OpenLAM | Visualization and Analysis of Learned Representations in DPA-2: Encoding Chemical and Configurational Information

The slogan for OpenLAM is "Conquer the Periodic Table!" We hope to provide a new infrastructure for microscale scientific research and drive the transformation of microscale industrial design in fields such as materials, energy, and biopharmaceuticals by establishing an open-source ecosystem around large microscale models. Relevant models, data, and workflows will be consolidated around the AIS Square; related software development will take place in the DeepModeling open-source community. At the same time, we welcome open interaction from different communities in model development, data sharing, evaluation, and testing.

See AIS Square for more details.

Recently, we revealed a remarkable correspondence between the learned representations by DPA-2 and existing chemical knowledge and the periodic table. The DPA-2 representation effectively distinguishes between various chemical and configurational environments, atoms sharing similar chemical and configurational environments are closer in the representation space learned by the DPA-2 model. It underscores the potential of the proposed model architecture and the multi-task training scheme.

image

We present a visualization of single-atom representations using a 2-dimensional t-SNE plot, as depicted in Fig.4. In Fig.4(a), colors denote distinct groups in the periodic table, as annotated in Fig.4(b). Notably, Fig.4(a) reveals that representations of identical chemical species tend to form cohesive clusters in the t-SNE latent space. The distribution of these representations distinctly aligns with known chemistry: The elements in groups IA and IIA are clustered at the top right of the t-SNE plot; The non-metals cluster predominantly at the top left and bottom; The transition metals, typically positioned at the middle of the periodic table, are accordingly situated in the central region of the t-SNE figure. However, hydrogen (H) presents an exception, exhibiting two clusters: one aligned with metals, primarily in water datasets, and another near non-metals, particularly in molecular datasets such as Drug, ANI-1x, and Transition-1x.

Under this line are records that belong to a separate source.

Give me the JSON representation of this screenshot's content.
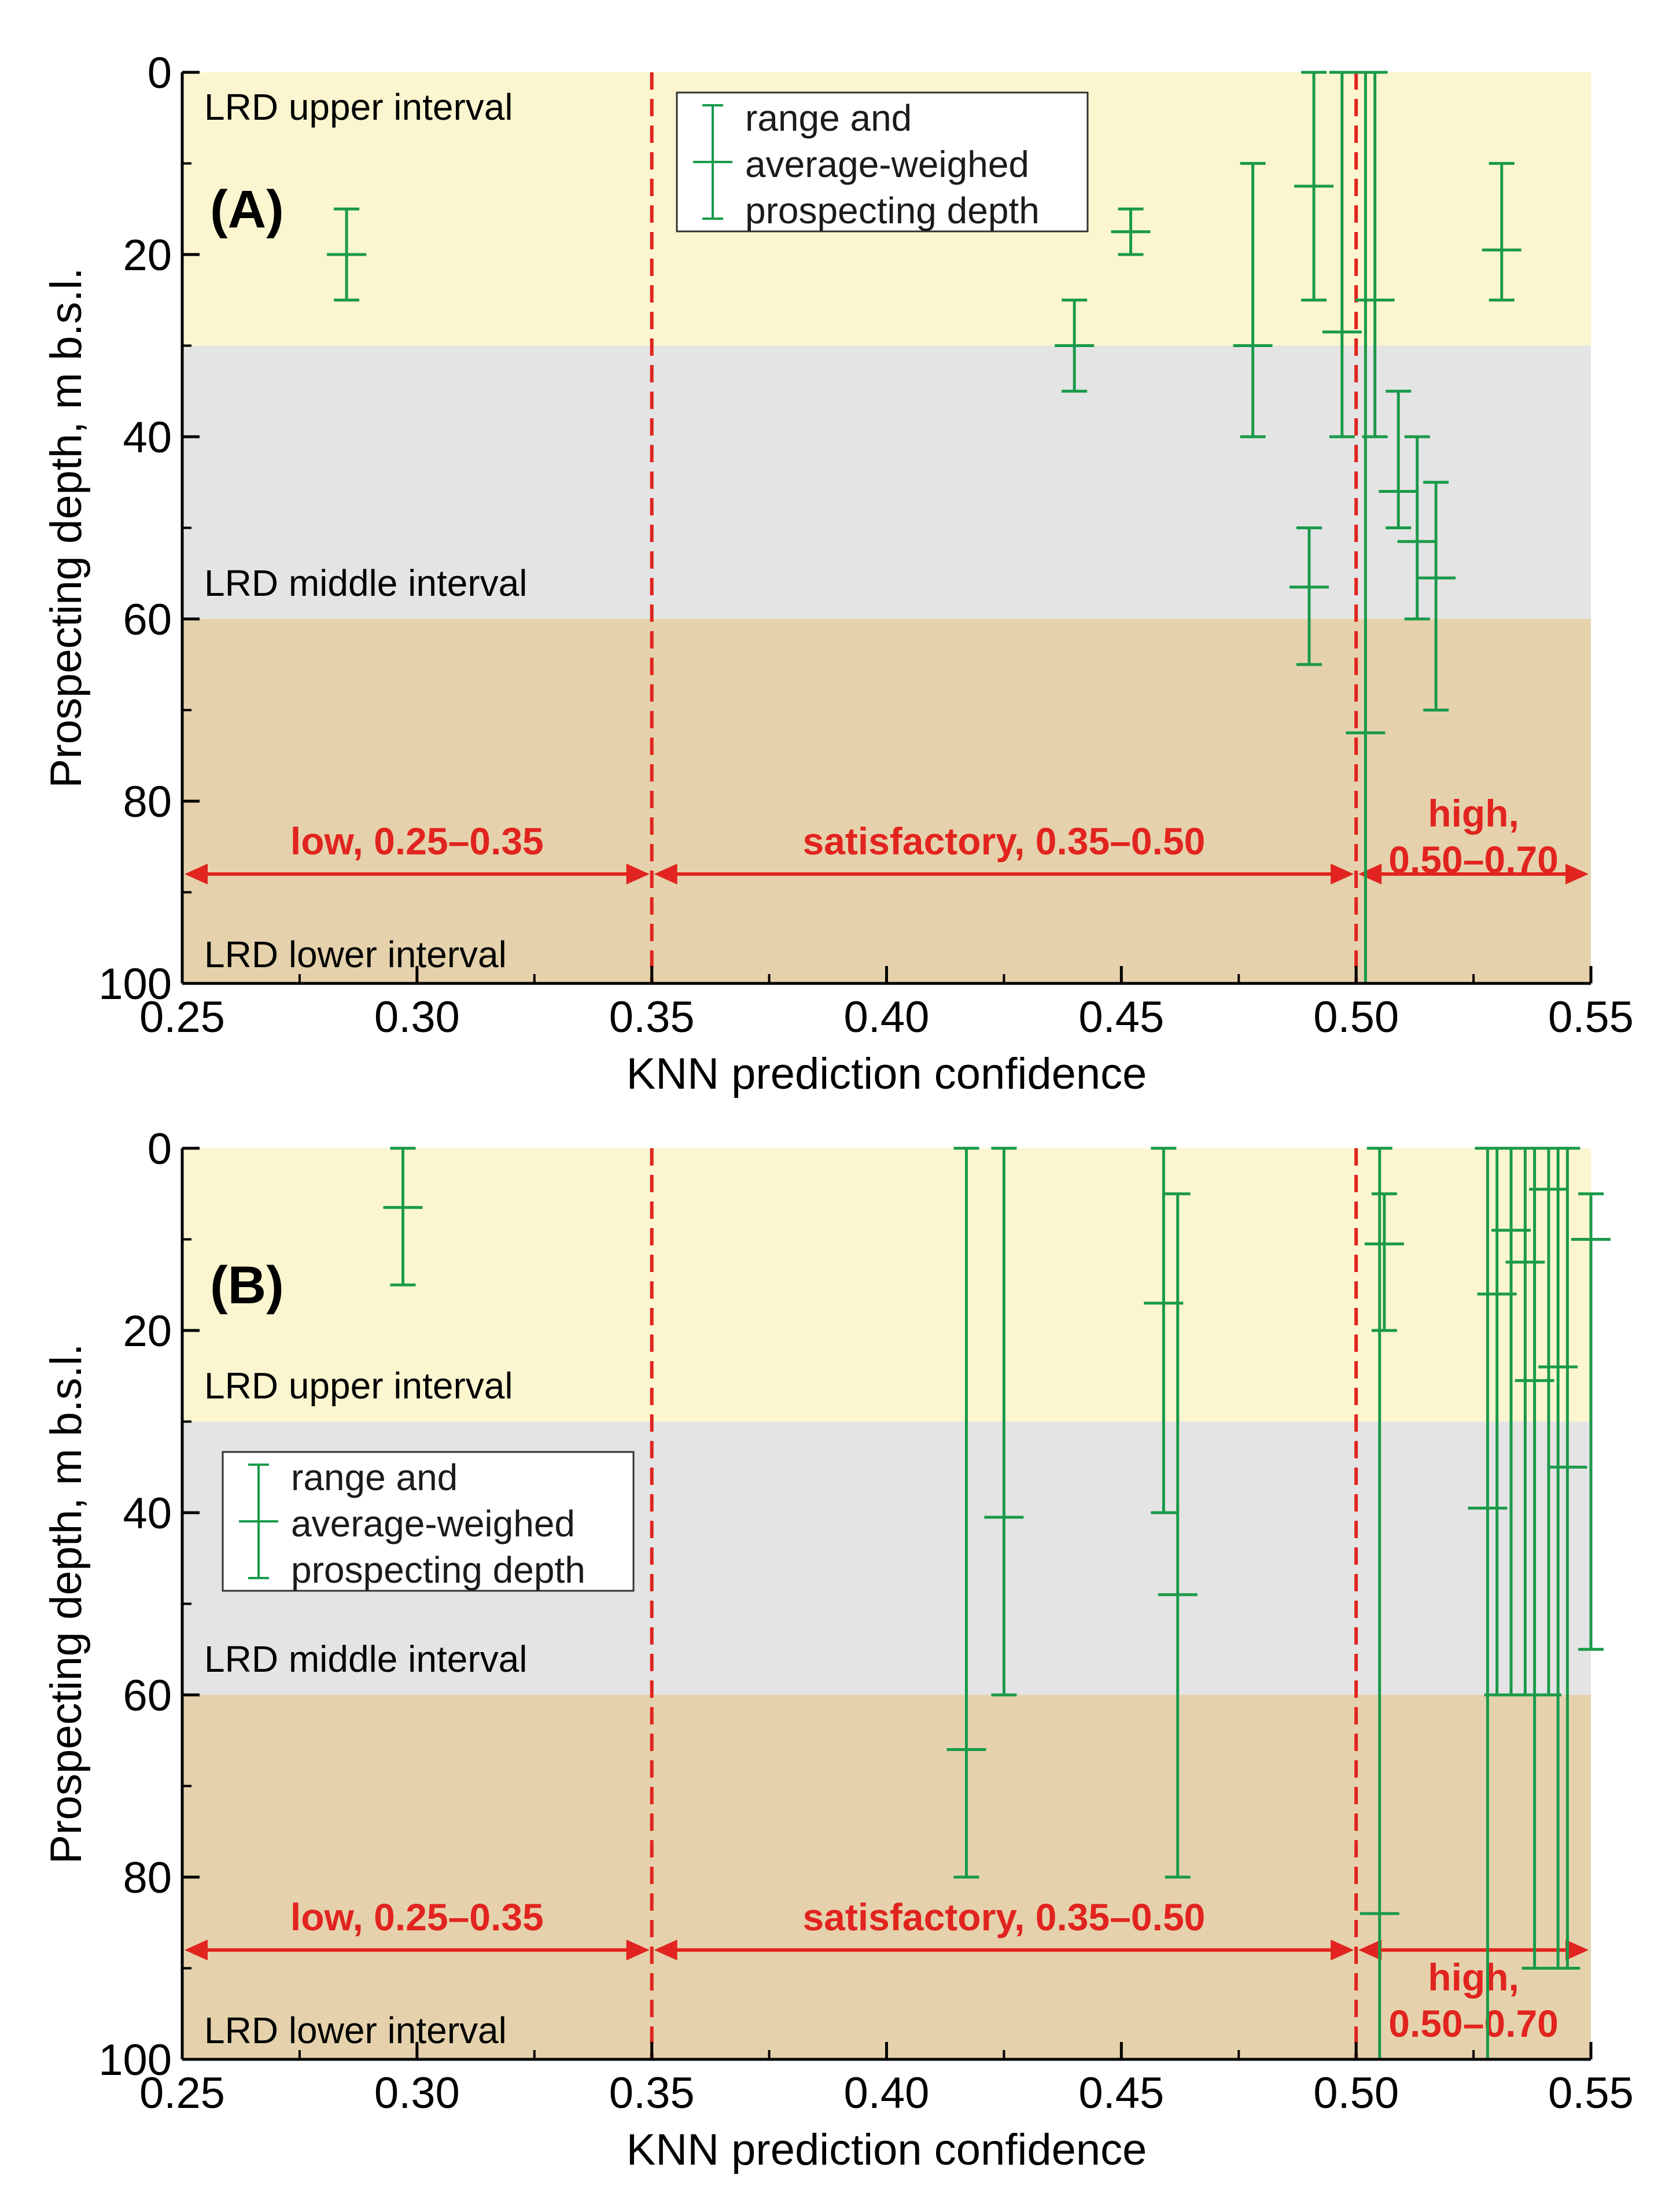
{
  "chart_data": [
    {
      "panel": "A",
      "type": "errorbar",
      "panel_label": "(A)",
      "xlabel": "KNN prediction confidence",
      "ylabel": "Prospecting depth, m b.s.l.",
      "xlim": [
        0.25,
        0.55
      ],
      "ylim": [
        0,
        100
      ],
      "y_inverted": true,
      "x_ticks": [
        "0.25",
        "0.30",
        "0.35",
        "0.40",
        "0.45",
        "0.50",
        "0.55"
      ],
      "y_ticks": [
        "0",
        "20",
        "40",
        "60",
        "80",
        "100"
      ],
      "intervals": [
        {
          "label": "LRD upper interval",
          "from": 0,
          "to": 30,
          "color": "#fbf6d0"
        },
        {
          "label": "LRD middle interval",
          "from": 30,
          "to": 60,
          "color": "#e4e4e4"
        },
        {
          "label": "LRD lower interval",
          "from": 60,
          "to": 100,
          "color": "#e5d2ac"
        }
      ],
      "thresholds": [
        0.35,
        0.5
      ],
      "confidence_classes": [
        {
          "label": "low, 0.25–0.35",
          "from": 0.25,
          "to": 0.35
        },
        {
          "label": "satisfactory, 0.35–0.50",
          "from": 0.35,
          "to": 0.5
        },
        {
          "label": "high,",
          "label2": "0.50–0.70",
          "from": 0.5,
          "to": 0.55
        }
      ],
      "arrow_depth": 88,
      "legend": {
        "line1": "range and",
        "line2": "average-weighed",
        "line3": "prospecting depth",
        "position": "top-center"
      },
      "points": [
        {
          "x": 0.285,
          "min": 15,
          "max": 25,
          "avg": 20
        },
        {
          "x": 0.44,
          "min": 25,
          "max": 35,
          "avg": 30
        },
        {
          "x": 0.452,
          "min": 15,
          "max": 20,
          "avg": 17.5
        },
        {
          "x": 0.478,
          "min": 10,
          "max": 40,
          "avg": 30
        },
        {
          "x": 0.491,
          "min": 0,
          "max": 25,
          "avg": 12.5
        },
        {
          "x": 0.49,
          "min": 50,
          "max": 65,
          "avg": 56.5
        },
        {
          "x": 0.497,
          "min": 0,
          "max": 40,
          "avg": 28.5
        },
        {
          "x": 0.502,
          "min": 0,
          "max": 100,
          "avg": 72.5
        },
        {
          "x": 0.504,
          "min": 0,
          "max": 40,
          "avg": 25
        },
        {
          "x": 0.509,
          "min": 35,
          "max": 50,
          "avg": 46
        },
        {
          "x": 0.513,
          "min": 40,
          "max": 60,
          "avg": 51.5
        },
        {
          "x": 0.517,
          "min": 45,
          "max": 70,
          "avg": 55.5
        },
        {
          "x": 0.531,
          "min": 10,
          "max": 25,
          "avg": 19.5
        }
      ]
    },
    {
      "panel": "B",
      "type": "errorbar",
      "panel_label": "(B)",
      "xlabel": "KNN prediction confidence",
      "ylabel": "Prospecting depth, m b.s.l.",
      "xlim": [
        0.25,
        0.55
      ],
      "ylim": [
        0,
        100
      ],
      "y_inverted": true,
      "x_ticks": [
        "0.25",
        "0.30",
        "0.35",
        "0.40",
        "0.45",
        "0.50",
        "0.55"
      ],
      "y_ticks": [
        "0",
        "20",
        "40",
        "60",
        "80",
        "100"
      ],
      "intervals": [
        {
          "label": "LRD upper interval",
          "from": 0,
          "to": 30,
          "color": "#fbf6d0"
        },
        {
          "label": "LRD middle interval",
          "from": 30,
          "to": 60,
          "color": "#e4e4e4"
        },
        {
          "label": "LRD lower interval",
          "from": 60,
          "to": 100,
          "color": "#e5d2ac"
        }
      ],
      "thresholds": [
        0.35,
        0.5
      ],
      "confidence_classes": [
        {
          "label": "low, 0.25–0.35",
          "from": 0.25,
          "to": 0.35
        },
        {
          "label": "satisfactory, 0.35–0.50",
          "from": 0.35,
          "to": 0.5
        },
        {
          "label": "high,",
          "label2": "0.50–0.70",
          "from": 0.5,
          "to": 0.55
        }
      ],
      "arrow_depth": 88,
      "legend": {
        "line1": "range and",
        "line2": "average-weighed",
        "line3": "prospecting depth",
        "position": "middle-left"
      },
      "points": [
        {
          "x": 0.297,
          "min": 0,
          "max": 15,
          "avg": 6.5
        },
        {
          "x": 0.417,
          "min": 0,
          "max": 80,
          "avg": 66
        },
        {
          "x": 0.425,
          "min": 0,
          "max": 60,
          "avg": 40.5
        },
        {
          "x": 0.459,
          "min": 0,
          "max": 40,
          "avg": 17
        },
        {
          "x": 0.462,
          "min": 5,
          "max": 80,
          "avg": 49
        },
        {
          "x": 0.505,
          "min": 0,
          "max": 100,
          "avg": 84
        },
        {
          "x": 0.506,
          "min": 5,
          "max": 20,
          "avg": 10.5
        },
        {
          "x": 0.528,
          "min": 0,
          "max": 100,
          "avg": 39.5
        },
        {
          "x": 0.53,
          "min": 0,
          "max": 60,
          "avg": 16
        },
        {
          "x": 0.533,
          "min": 0,
          "max": 60,
          "avg": 9
        },
        {
          "x": 0.536,
          "min": 0,
          "max": 60,
          "avg": 12.5
        },
        {
          "x": 0.538,
          "min": 0,
          "max": 90,
          "avg": 25.5
        },
        {
          "x": 0.541,
          "min": 0,
          "max": 60,
          "avg": 4.5
        },
        {
          "x": 0.543,
          "min": 0,
          "max": 90,
          "avg": 24
        },
        {
          "x": 0.545,
          "min": 0,
          "max": 90,
          "avg": 35
        },
        {
          "x": 0.55,
          "min": 5,
          "max": 55,
          "avg": 10
        }
      ]
    }
  ]
}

Elements such as Copper (Cu), Silver (Ag), and Gold (Au) in group IB exhibit a tendency to cluster closer to Lithium (Li) than other transition metals due to their shared possession of one s-electron in the outermost electron shell. Similarly, representations of group IIA elements like Calcium (Ca) and Strontium (Sr) closely associate with those of group IIB elements such as Zinc (Zn) and Cadmium (Cd) owing to their shared possession of two s-electrons in the outermost electron shell. Additionally, there's a discernible trend for elements from the same group in the periodic table to cluster together, as evident with Phosphorus (P), Arsenic (As), and Antimony (Sb) from group VII, and Selenium (Se) and Tellurium (Te) from group VIII.

The DPA-2 representation effectively distinguishes between various chemical and configurational environments, as showcased in Fig.4(c-e). In Fig.4(c), representations of Aluminum (Al) atoms from the Alloy and OC2M datasets are depicted. The color gradient from purple to yellow indicates the distance of the Al atom from the closest adsorbate in the OC2M dataset, while Al atoms from the Alloy dataset (all-metal environment) are colored red. Notably, Al atoms distanced from adsorbates closely resemble those in the Alloy dataset, indicative of similar chemical and configurational environments, whereas those in proximity to adsorbates exhibit discernible differences (see the red-circled blue cluster). Similarly, Fig.4(d) illustrates representations of Carbon (C) atoms in the Drug and OC2M datasets. Carbon atoms in adsorbates closer to catalyst materials are positioned farther away in latent space from representations in the Drug dataset due to more pronounced differences in their chemical and configurational environments.

Moreover, the DPA-2 representation shows insensitivity to DFT labeling accuracy. As demonstrated in Fig.4(e), representations of sulfur (S) in SSE-PBE (labeled with PBE exchange correlation functional) and SSE-PBESol (labeled with PBE-Sol exchange correlation functional) datasets exhibit mutual overlap. The S atoms form two clusters, with one cluster indicating a phosphorus neighboring atom and the other representing a neighboring Si/Ge/Sn atom.

In summary, our analysis reveals that atoms sharing similar chemical and configurational environments are closer in the representation space learned by the DPA-2 model. Thus, the DPA-2 representation emerges as a promising candidate for encoding chemical and configurational information in molecular and condensed-phase applications.